Organizers Short Bios

  1. Elena Mocanu is an Assistant Professor in Machine Learning within the Data Science group at University of Twente and a researcher at Eindhoven University of Technology. She received her B.Sc. degree in Mathematics and Physics from Transilvania University of Brasov, Romania, in 2004. After four years as mathematics and physics teacher at high-school level, Elena moved to the university. She has been an Assistant Lecturer within the Department of Information Technology, University of Bucharest, Romania from September 2008 to January 2011. In parallel, in 2009 she started a master program in Theoretical Physics. In 2011 she obtained the M.Sc. degree with specialization in Quantum Transport from University of Bucharest, Romania. In January 2011, Elena moved from Romania to Netherlands. She obtained the M.Sc. degree in Operations Research from Maastricht University, The Netherlands, in 2013. In the last year of her master program, she did a six months Internship at Mastricht University on bioinformatics data analytics research and a six months graduation project at NXP Semiconductors, Eindhoven. In October 2013, Elena started her PhD research in Machine Learning and Smart Grids at TU/e.

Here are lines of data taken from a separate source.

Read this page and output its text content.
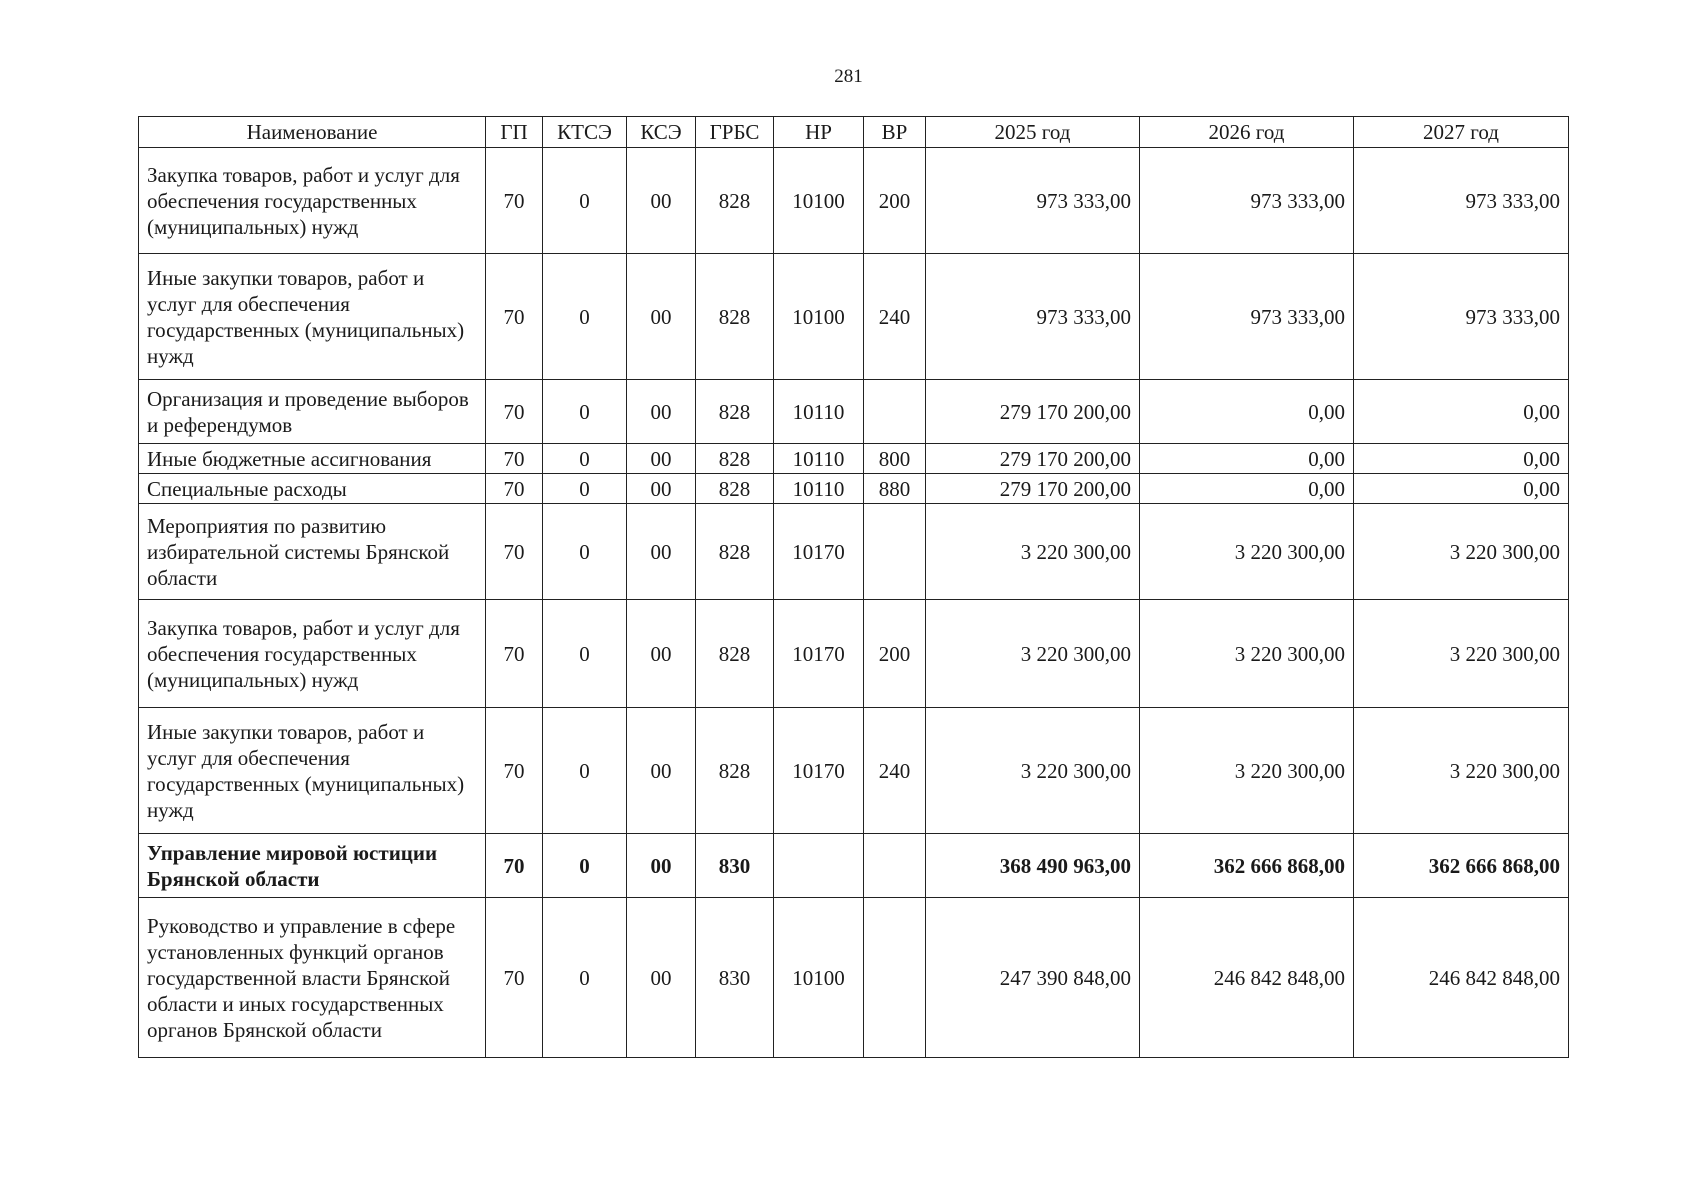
281
Наименование	ГП	КТСЭ	КСЭ	ГРБС	НР	ВР	2025 год	2026 год	2027 год
Закупка товаров, работ и услуг для обеспечения государственных (муниципальных) нужд	70	0	00	828	10100	200	973 333,00	973 333,00	973 333,00
Иные закупки товаров, работ и услуг для обеспечения государственных (муниципальных) нужд	70	0	00	828	10100	240	973 333,00	973 333,00	973 333,00
Организация и проведение выборов и референдумов	70	0	00	828	10110		279 170 200,00	0,00	0,00
Иные бюджетные ассигнования	70	0	00	828	10110	800	279 170 200,00	0,00	0,00
Специальные расходы	70	0	00	828	10110	880	279 170 200,00	0,00	0,00
Мероприятия по развитию избирательной системы Брянской области	70	0	00	828	10170		3 220 300,00	3 220 300,00	3 220 300,00
Закупка товаров, работ и услуг для обеспечения государственных (муниципальных) нужд	70	0	00	828	10170	200	3 220 300,00	3 220 300,00	3 220 300,00
Иные закупки товаров, работ и услуг для обеспечения государственных (муниципальных) нужд	70	0	00	828	10170	240	3 220 300,00	3 220 300,00	3 220 300,00
Управление мировой юстиции Брянской области	70	0	00	830			368 490 963,00	362 666 868,00	362 666 868,00
Руководство и управление в сфере установленных функций органов государственной власти Брянской области и иных государственных органов Брянской области	70	0	00	830	10100		247 390 848,00	246 842 848,00	246 842 848,00
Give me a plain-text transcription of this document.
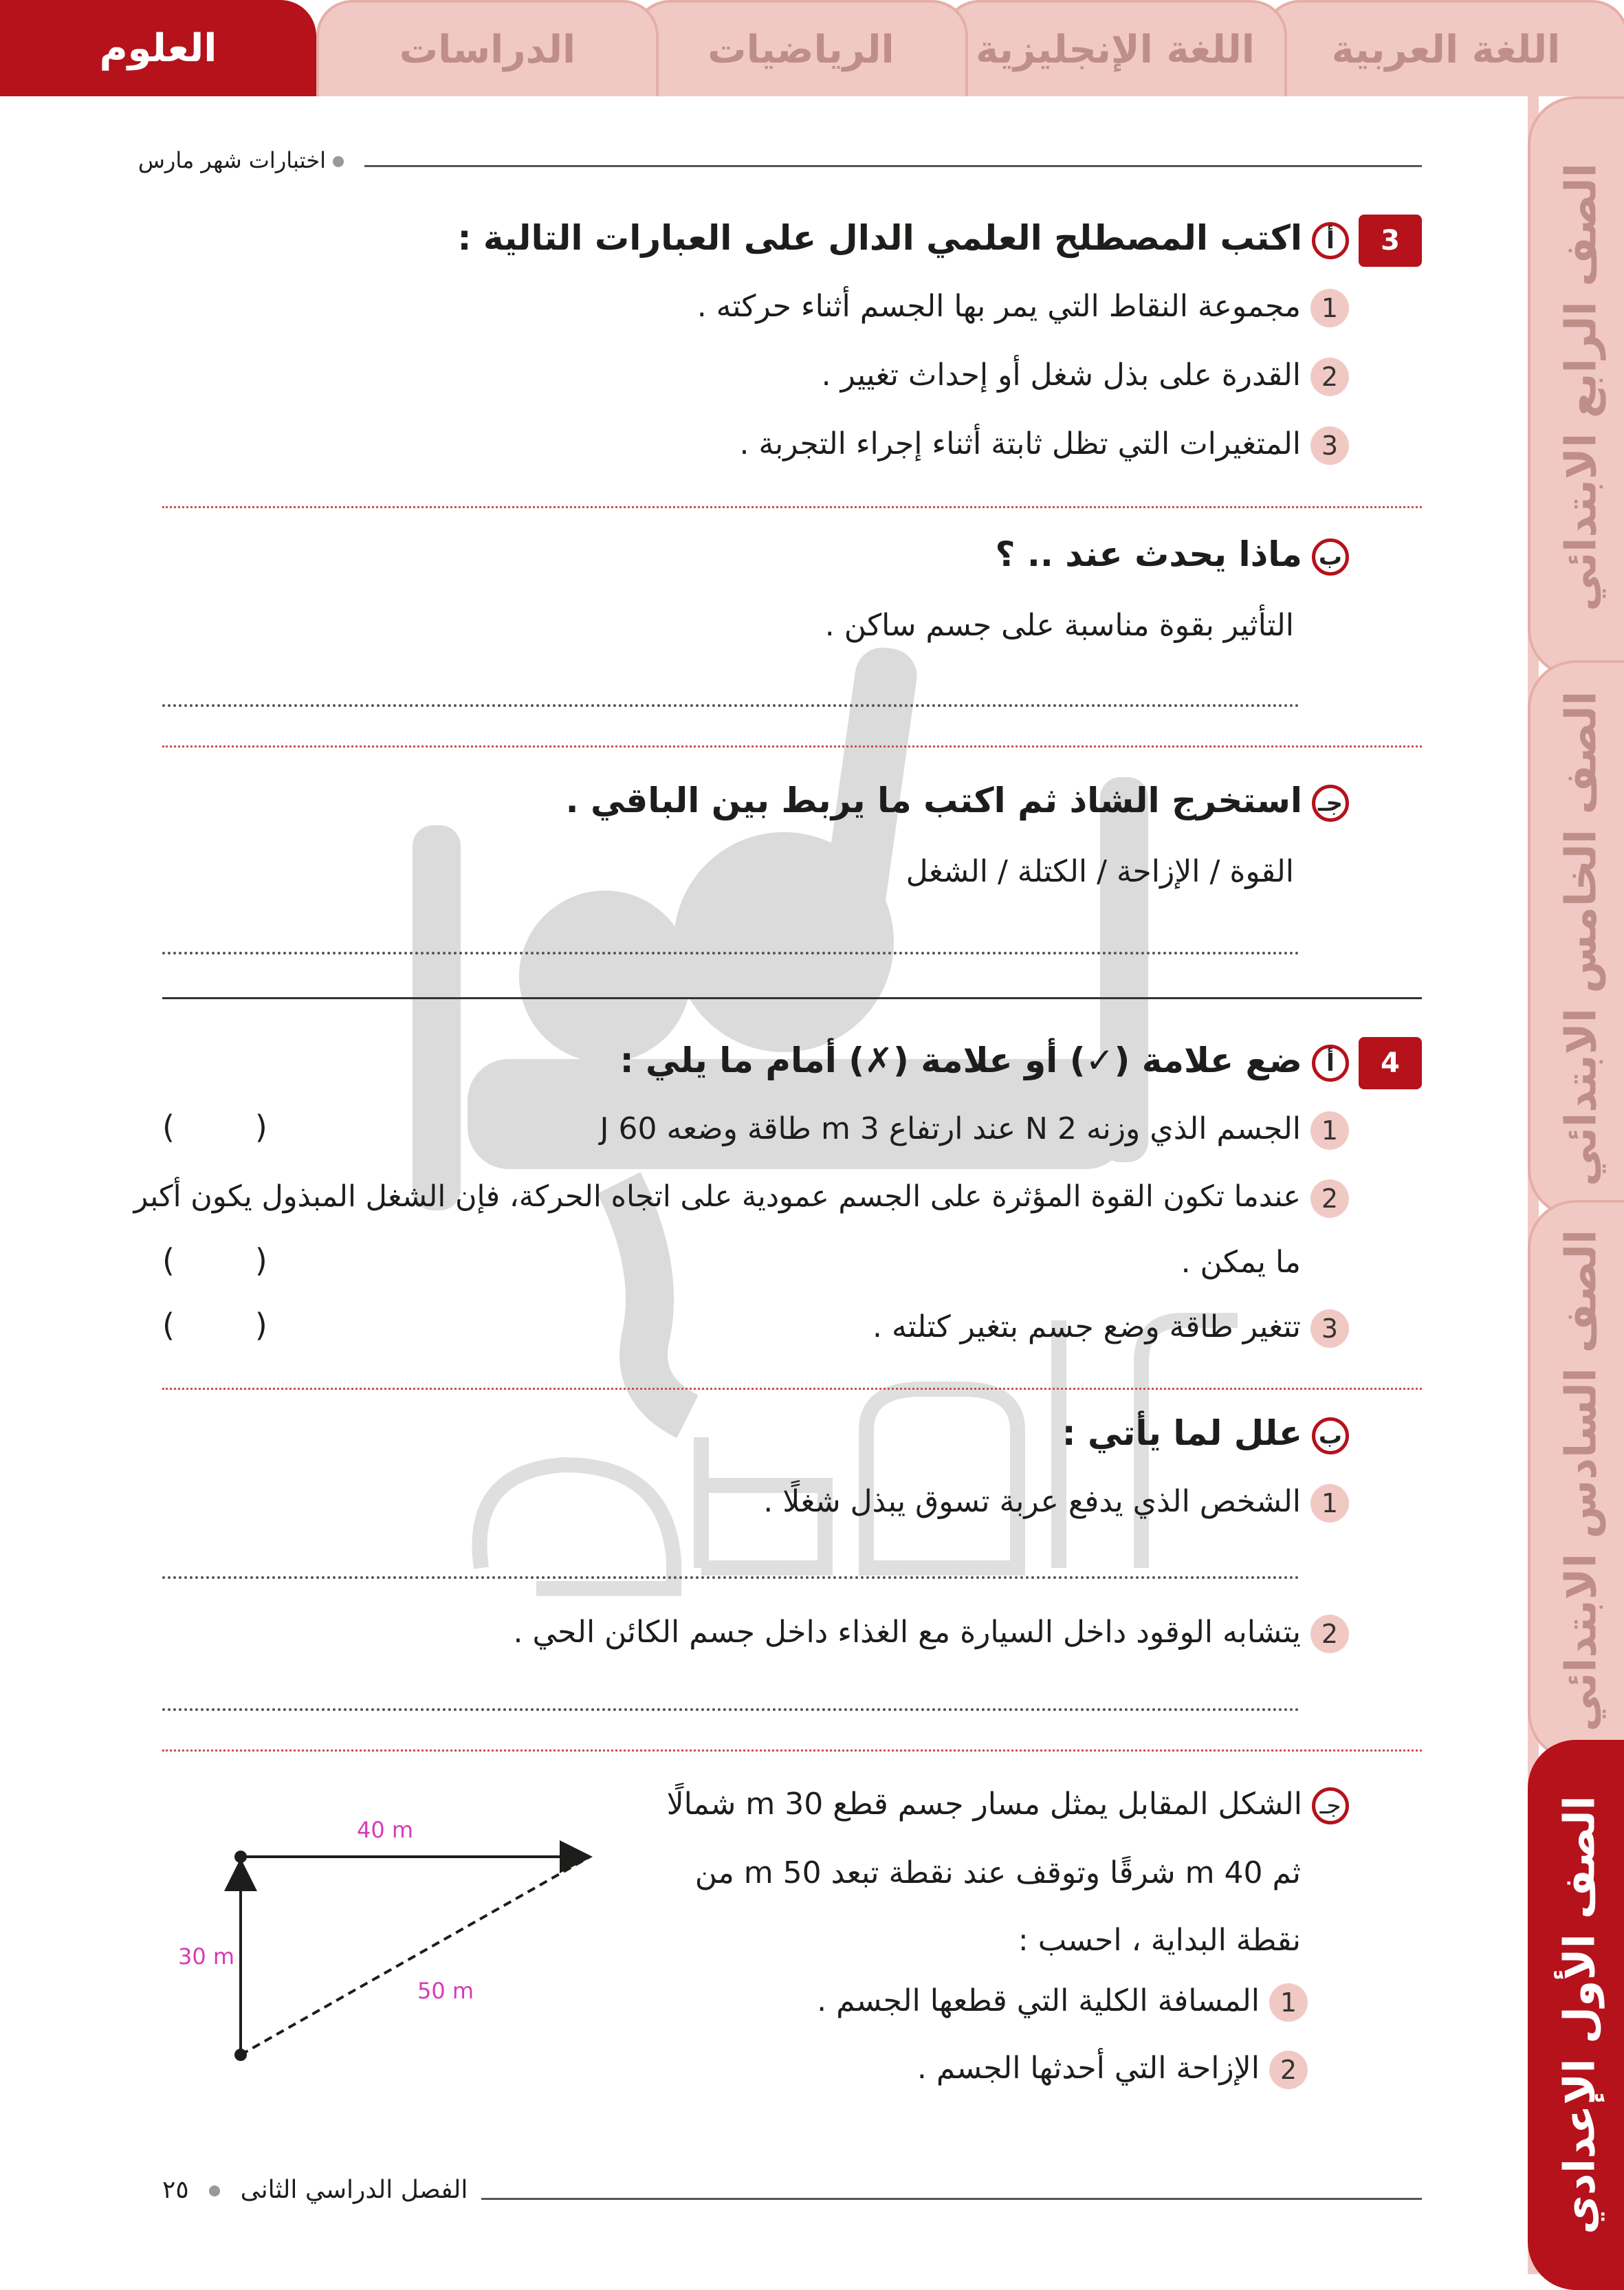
اللغة العربية
اللغة الإنجليزية
الرياضيات
الدراسات
العلوم
الصف الرابع الابتدائي
الصف الخامس الابتدائي
الصف السادس الابتدائي
الصف الأول الإعدادي
اختبارات شهر مارس
3
أاكتب المصطلح العلمي الدال على العبارات التالية :
1مجموعة النقاط التي يمر بها الجسم أثناء حركته .
2القدرة على بذل شغل أو إحداث تغيير .
3المتغيرات التي تظل ثابتة أثناء إجراء التجربة .
بماذا يحدث عند .. ؟
التأثير بقوة مناسبة على جسم ساكن .
جـاستخرج الشاذ ثم اكتب ما يربط بين الباقي .
القوة / الإزاحة / الكتلة / الشغل
4
أضع علامة (✓) أو علامة (✗) أمام ما يلي :
1الجسم الذي وزنه 2 N عند ارتفاع 3 m طاقة وضعه 60 J
(        )
2عندما تكون القوة المؤثرة على الجسم عمودية على اتجاه الحركة، فإن الشغل المبذول يكون أكبر
ما يمكن .
(        )
3تتغير طاقة وضع جسم بتغير كتلته .
(        )
بعلل لما يأتي :
1الشخص الذي يدفع عربة تسوق يبذل شغلًا .
2يتشابه الوقود داخل السيارة مع الغذاء داخل جسم الكائن الحي .
جـالشكل المقابل يمثل مسار جسم قطع 30 m شمالًا
ثم 40 m شرقًا وتوقف عند نقطة تبعد 50 m من
نقطة البداية ، احسب :
1المسافة الكلية التي قطعها الجسم .
2الإزاحة التي أحدثها الجسم .
40 m
30 m
50 m
الفصل الدراسي الثانى  ٢٥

In January 2015 she performed a short research visit at the Technical University of Denmark and, from January to April 2016 she was a visiting researcher at University of Texas at Austin, USA. In 2017, Elena received her Doctor of Philosophy degree in Machine learning and Smart Grids from TU/e.
  2. Decebal Constantin Mocanu is an Assistant Professor in Artificial Intelligence and Machine Learning within the Data Mining group, Department of Mathematics and Computer Science, Eindhoven University of Technology (TU/e) since September 2017, and a member of TU/e Young Academy of Engineering. His short-term research interest is to conceive scalable deep artificial neural network models and their corresponding learning algorithms using principles from network science, evolutionary computing, optimization and neuroscience. Such models shall have sparse and evolutionary connectivity, make use of previous knowledge, and have strong generalization capabilities to be able to learn, and to reason, using few examples in a continuous and adaptive manner. Most science carried out throughout human evolution uses the traditional reductionism paradigm, which even if it is very successful, still has some limitations. Aristotle wrote in Metaphysics ``The whole is more than the sum of its parts''. Inspired by this quote, in long term, Decebal would like to follow the alternative complex systems paradigm and study the synergy between artificial intelligence, neuroscience, and network science for the benefits of science and society. In 2017, Decebal received his PhD in Artificial Intelligence and Network Science from TU/e. During his doctoral studies, Decebal undertook three research visits: the University of Pennsylvania (2014), Julius Maximilian University of Wurzburg (2015), and University of Texas, Austin (2016). Prior to this, in 2013, he obtained his MSc in Artificial Intelligence from Maastricht University. During his master studies, Decebal also worked as a part time software developer at We Focus BV in Maastricht. In the last year of his master studies, he also worked as an intern at Philips Research in Eindhoven, where he prepared his internship and master thesis projects. Decebal obtained his Licensed Engineer degree from University Politehnica of Bucharest. While in Bucharest, between 2001 and 2010, Decebal started MDC Artdesign SRL (a software house specialized in web development), worked as a computer laboratory assistant at the University Nicolae Titulescu, and as a software engineer at Namedrive LLC.